There's also "why does this infra exist?": I can comment TF, I get a commit history and rationales for why infra exists. Shell scripts really push people towards "I'll just #yolo this small change to the infra" … and now, I don't know why the infra is the way it is. Often, I find dev/prd have drifted, or two prod instances of the "same" thing are really different. Comments cut down on this, TF modules really cut down on it, etc.

> And what is it? It is a shell script inside of a JSON that was created in the shell! What for are these layers of abstraction? Why does he have to wrap the Resource Group name in a JSON? Why couldn't it be just piped in plaintext format, as all the tools that try to be POSIX-compatible do?

JSON is a text format. Your shell scripter has piped that into what amounts to a buggy, broken, 5% reimplementation of a JSON parser. Pipe that to `jq`, instead. (You can also use --query on az to reduce the output to something that will be more easily handled by `jq`, but anything --query can do, jq can too, pretty much, and it might be better to have all the code in one language.)
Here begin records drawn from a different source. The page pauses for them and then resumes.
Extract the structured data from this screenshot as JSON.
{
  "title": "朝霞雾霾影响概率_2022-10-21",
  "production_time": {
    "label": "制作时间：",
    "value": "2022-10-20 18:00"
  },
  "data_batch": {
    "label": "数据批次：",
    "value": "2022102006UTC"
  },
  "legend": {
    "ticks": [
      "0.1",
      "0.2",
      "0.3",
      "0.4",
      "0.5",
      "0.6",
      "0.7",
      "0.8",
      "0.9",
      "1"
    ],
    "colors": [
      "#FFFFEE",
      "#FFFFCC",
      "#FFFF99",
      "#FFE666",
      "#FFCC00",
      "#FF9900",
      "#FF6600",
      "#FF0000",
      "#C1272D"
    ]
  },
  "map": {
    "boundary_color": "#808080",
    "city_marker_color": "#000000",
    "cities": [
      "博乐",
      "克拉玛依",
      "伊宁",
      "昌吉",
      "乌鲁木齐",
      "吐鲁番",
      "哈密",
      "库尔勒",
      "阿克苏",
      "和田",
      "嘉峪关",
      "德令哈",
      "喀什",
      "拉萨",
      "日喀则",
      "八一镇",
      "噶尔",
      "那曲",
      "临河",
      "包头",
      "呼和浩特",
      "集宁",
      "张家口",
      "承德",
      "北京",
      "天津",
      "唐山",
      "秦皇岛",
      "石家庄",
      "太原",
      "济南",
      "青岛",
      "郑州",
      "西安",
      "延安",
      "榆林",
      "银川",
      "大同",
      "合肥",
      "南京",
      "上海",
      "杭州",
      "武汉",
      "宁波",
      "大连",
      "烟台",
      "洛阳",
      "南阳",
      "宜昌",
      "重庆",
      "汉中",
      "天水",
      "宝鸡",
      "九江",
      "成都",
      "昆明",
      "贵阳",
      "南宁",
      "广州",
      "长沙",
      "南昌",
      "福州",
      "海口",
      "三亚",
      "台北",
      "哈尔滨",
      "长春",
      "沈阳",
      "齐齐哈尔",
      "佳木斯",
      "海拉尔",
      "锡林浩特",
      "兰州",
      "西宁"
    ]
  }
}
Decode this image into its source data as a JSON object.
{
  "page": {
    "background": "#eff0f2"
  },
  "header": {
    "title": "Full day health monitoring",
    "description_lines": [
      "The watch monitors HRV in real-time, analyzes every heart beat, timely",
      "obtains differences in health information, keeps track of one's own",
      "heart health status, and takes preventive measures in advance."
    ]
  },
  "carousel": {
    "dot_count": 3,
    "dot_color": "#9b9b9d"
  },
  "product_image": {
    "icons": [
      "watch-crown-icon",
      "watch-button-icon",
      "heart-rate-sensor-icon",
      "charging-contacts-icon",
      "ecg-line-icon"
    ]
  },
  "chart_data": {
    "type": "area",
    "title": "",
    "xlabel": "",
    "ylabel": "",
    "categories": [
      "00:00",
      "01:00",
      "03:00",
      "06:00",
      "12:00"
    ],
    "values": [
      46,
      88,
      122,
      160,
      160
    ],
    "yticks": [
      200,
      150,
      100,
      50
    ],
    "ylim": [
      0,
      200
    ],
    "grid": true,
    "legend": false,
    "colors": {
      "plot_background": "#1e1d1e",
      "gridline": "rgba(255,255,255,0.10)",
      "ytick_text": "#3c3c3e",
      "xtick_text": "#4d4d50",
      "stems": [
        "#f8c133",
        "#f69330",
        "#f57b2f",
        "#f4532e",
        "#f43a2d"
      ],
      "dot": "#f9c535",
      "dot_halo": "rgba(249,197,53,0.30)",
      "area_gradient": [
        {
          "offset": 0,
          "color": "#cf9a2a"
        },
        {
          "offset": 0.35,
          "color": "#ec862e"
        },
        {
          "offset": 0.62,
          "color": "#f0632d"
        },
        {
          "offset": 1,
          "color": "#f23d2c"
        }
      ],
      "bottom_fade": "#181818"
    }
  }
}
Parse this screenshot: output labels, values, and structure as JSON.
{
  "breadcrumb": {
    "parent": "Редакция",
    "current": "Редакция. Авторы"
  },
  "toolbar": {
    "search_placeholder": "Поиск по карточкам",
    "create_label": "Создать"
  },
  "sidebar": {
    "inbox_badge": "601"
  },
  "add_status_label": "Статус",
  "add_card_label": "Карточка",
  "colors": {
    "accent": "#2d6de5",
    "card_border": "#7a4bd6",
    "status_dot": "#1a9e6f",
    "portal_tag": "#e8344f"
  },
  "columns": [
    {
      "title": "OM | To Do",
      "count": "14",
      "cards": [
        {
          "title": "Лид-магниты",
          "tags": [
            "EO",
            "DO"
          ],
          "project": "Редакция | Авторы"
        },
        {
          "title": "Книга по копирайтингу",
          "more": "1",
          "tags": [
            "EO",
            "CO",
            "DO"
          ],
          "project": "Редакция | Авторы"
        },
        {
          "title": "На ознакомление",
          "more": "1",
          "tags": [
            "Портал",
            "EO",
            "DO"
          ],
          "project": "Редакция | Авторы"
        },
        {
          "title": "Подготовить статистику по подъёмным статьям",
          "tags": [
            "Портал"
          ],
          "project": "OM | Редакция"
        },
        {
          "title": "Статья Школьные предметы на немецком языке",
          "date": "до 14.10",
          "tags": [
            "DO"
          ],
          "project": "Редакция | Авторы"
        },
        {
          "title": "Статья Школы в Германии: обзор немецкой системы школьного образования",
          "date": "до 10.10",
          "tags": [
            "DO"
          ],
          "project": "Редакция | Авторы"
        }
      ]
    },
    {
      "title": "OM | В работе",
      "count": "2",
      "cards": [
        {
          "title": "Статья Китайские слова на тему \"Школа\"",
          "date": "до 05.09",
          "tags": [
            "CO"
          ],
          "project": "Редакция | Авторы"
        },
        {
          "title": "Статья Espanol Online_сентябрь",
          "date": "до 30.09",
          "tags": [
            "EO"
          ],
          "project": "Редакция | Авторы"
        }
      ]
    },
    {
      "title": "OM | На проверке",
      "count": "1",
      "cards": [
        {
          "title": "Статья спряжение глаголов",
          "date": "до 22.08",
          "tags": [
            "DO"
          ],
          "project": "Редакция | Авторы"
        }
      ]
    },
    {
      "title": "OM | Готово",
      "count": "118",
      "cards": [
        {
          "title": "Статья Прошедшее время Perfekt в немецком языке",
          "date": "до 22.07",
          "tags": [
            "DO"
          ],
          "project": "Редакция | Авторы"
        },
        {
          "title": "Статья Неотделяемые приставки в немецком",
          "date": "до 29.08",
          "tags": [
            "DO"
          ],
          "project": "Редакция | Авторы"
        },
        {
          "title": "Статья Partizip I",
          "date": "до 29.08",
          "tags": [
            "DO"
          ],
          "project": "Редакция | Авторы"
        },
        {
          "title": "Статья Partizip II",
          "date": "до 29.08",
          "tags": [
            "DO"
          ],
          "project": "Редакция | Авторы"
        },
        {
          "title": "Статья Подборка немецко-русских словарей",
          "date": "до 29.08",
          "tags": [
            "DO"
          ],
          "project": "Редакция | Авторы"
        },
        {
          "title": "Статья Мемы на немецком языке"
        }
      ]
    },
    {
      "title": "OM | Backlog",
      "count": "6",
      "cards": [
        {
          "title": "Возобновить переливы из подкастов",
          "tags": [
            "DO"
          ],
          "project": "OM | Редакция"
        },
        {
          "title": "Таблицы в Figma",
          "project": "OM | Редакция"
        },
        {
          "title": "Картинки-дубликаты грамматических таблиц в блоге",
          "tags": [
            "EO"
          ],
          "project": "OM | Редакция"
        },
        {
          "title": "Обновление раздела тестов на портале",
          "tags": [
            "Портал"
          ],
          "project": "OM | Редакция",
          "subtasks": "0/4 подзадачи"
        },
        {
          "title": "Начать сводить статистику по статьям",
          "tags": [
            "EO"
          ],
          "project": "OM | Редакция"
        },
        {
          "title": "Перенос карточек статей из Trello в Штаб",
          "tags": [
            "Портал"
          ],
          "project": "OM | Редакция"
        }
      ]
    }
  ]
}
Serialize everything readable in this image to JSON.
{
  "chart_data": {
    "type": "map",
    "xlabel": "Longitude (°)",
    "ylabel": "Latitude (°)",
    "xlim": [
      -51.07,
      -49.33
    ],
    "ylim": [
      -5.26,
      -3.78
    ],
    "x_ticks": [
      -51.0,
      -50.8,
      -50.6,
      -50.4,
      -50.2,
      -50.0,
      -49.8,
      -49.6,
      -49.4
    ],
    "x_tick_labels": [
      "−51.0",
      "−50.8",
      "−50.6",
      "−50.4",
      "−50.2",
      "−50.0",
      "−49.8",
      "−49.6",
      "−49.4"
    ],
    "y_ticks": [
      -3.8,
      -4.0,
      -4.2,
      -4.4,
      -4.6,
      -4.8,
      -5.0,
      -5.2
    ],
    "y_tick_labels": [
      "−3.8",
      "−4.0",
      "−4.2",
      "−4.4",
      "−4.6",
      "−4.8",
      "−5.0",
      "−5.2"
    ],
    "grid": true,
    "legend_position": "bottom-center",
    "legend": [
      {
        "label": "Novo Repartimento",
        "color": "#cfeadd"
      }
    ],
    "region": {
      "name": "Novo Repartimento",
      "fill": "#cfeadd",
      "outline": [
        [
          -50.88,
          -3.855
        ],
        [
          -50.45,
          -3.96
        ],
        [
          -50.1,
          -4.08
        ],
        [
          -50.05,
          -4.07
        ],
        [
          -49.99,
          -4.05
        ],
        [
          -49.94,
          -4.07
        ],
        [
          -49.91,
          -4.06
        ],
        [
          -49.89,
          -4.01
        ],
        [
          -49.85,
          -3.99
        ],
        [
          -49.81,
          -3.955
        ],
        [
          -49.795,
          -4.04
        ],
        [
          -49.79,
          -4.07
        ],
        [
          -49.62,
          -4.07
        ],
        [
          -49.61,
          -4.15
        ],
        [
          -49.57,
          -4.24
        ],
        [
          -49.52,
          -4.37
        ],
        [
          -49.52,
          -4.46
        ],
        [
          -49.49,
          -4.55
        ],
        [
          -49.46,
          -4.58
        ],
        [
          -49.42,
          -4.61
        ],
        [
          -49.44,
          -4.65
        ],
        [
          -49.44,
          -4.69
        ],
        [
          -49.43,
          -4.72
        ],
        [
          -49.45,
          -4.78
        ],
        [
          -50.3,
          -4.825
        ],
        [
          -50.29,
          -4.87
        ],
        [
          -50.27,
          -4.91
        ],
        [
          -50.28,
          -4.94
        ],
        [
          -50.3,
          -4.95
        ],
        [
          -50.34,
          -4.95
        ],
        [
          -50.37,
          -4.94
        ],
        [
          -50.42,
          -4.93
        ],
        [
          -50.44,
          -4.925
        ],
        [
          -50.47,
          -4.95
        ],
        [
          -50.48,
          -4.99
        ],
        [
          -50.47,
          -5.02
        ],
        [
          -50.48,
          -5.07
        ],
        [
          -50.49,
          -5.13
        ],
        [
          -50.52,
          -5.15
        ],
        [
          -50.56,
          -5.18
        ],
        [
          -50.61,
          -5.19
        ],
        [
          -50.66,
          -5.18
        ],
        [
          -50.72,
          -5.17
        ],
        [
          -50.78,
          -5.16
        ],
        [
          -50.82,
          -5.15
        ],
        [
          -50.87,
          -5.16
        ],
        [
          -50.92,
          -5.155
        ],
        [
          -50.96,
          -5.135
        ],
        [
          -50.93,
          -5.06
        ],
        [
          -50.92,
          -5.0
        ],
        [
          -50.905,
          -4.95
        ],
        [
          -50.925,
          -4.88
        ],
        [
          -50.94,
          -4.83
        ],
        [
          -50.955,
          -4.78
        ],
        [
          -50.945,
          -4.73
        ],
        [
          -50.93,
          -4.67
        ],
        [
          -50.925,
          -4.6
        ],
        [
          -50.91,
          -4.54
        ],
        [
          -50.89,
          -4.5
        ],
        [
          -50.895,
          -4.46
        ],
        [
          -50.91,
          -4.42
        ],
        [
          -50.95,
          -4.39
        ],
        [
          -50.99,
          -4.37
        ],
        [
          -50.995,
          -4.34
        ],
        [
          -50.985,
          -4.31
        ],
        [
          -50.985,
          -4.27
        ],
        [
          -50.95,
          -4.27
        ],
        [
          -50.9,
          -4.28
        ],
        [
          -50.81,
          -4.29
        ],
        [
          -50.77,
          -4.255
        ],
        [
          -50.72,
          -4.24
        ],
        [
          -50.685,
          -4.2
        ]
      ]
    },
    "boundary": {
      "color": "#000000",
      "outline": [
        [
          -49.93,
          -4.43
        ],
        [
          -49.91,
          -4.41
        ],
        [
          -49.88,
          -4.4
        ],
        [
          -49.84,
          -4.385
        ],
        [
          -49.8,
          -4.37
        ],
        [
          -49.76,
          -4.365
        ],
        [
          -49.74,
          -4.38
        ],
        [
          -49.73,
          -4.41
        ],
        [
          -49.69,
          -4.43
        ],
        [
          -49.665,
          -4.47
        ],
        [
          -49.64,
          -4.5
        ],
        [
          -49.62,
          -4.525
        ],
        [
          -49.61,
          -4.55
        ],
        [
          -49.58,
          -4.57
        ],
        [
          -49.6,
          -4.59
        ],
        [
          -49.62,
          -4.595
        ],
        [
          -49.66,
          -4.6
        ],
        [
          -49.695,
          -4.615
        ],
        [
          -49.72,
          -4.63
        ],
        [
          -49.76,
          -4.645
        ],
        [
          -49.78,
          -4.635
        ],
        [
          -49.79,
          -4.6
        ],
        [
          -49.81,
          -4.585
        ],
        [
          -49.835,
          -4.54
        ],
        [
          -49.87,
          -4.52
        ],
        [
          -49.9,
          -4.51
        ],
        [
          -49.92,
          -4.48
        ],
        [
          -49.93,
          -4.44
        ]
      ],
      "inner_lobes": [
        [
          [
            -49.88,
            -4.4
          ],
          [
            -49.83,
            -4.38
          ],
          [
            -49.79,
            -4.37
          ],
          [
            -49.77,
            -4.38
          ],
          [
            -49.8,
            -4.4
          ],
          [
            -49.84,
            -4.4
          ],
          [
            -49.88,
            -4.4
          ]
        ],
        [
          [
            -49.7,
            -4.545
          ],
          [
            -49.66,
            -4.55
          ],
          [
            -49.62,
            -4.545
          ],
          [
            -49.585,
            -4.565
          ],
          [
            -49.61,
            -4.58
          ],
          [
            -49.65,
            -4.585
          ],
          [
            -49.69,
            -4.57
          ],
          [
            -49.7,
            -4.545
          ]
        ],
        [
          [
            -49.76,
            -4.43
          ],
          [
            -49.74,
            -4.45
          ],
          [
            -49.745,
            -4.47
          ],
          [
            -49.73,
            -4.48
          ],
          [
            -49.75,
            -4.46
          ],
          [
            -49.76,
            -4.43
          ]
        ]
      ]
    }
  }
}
Or just request that data from terraform, by accessing the appropriate attribute of the that resource.


👤 jjice
Another part of Terraform's power is the fact it's all text. We can store it in version control and see changes over time, as well as have it go through CI/CD.

While there are platform specific alternatives like Cloud Formation, learning a new system for each platform would be a pain, and frankly, things like Cloud Formation just aren't as nice to work with compared to Terraform.